AI’s Unpaid Debt: How LLM Scrapers Destroy the Social Contract of Open Source

yoasif@fedia.io · 26 days ago

AI’s Unpaid Debt: How LLM Scrapers Destroy the Social Contract of Open Source

illusionist@lemmy.zip · 26 days ago

I may not be up to date

What damage to open source did the big tech ai companies do?
how do they take advantage of us?

ooterness@lemmy.world · 26 days ago

A lot of open-source software uses copyleft licenses like GPL. If a company uses that code to build its own products, then some or all of their new code may also become open source. This is an important part of how open-source projects stay open. Organizations like FSF have taken big companies to court over this and won.

AI companies trained their slop-generators on that open-source code. In many cases, it will reproduce it line-for-line. But courts currently hold that the generated code is no longer subject to the original copyright restrictions. It’s nearly impossible to publish open-source software without being scraped for AI training.

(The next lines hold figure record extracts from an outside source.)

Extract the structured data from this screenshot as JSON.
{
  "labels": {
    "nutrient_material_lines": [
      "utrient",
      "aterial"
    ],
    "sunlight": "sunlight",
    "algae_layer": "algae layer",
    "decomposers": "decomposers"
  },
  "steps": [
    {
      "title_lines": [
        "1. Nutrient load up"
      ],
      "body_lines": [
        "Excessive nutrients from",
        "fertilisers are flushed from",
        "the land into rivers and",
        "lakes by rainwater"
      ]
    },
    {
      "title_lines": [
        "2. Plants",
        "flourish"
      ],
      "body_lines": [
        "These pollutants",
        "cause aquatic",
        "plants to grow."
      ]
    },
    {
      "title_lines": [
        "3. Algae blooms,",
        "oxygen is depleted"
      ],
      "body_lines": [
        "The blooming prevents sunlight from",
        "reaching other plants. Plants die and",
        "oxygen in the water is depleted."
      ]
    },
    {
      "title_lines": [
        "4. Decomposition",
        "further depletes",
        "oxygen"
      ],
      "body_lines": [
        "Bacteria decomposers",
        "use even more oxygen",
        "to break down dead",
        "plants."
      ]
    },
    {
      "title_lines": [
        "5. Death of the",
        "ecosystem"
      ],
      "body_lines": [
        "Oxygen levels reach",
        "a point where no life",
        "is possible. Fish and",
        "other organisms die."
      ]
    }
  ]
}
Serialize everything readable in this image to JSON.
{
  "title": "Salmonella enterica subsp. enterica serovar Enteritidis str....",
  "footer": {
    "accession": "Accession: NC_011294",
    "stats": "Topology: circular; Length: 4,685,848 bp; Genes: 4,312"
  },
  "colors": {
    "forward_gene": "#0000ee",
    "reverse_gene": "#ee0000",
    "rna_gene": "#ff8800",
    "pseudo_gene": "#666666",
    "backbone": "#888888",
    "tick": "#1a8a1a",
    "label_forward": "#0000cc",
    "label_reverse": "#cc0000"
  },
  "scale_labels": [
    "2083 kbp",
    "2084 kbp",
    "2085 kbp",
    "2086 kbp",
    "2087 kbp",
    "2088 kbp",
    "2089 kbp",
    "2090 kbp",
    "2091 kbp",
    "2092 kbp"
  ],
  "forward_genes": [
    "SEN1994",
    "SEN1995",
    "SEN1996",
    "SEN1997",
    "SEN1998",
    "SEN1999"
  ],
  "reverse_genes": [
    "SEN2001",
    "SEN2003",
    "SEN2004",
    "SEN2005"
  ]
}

N.E.P.T.R@lemmy.blahaj.zone · 26 days ago

Most “Open source” LLMs are really just open weights, which is useless without the training data. This dilutes the definition of OSS. There is no way to train the model as a normal person (aka not Google or Meta, etc)
LLM producers don’t credit the OSS they trained on, no attribution. Most models violate the licenses of all their training data (eg. GPL).
LLM scraper bots put high stress on server infrastructure, creating a DDOS attack.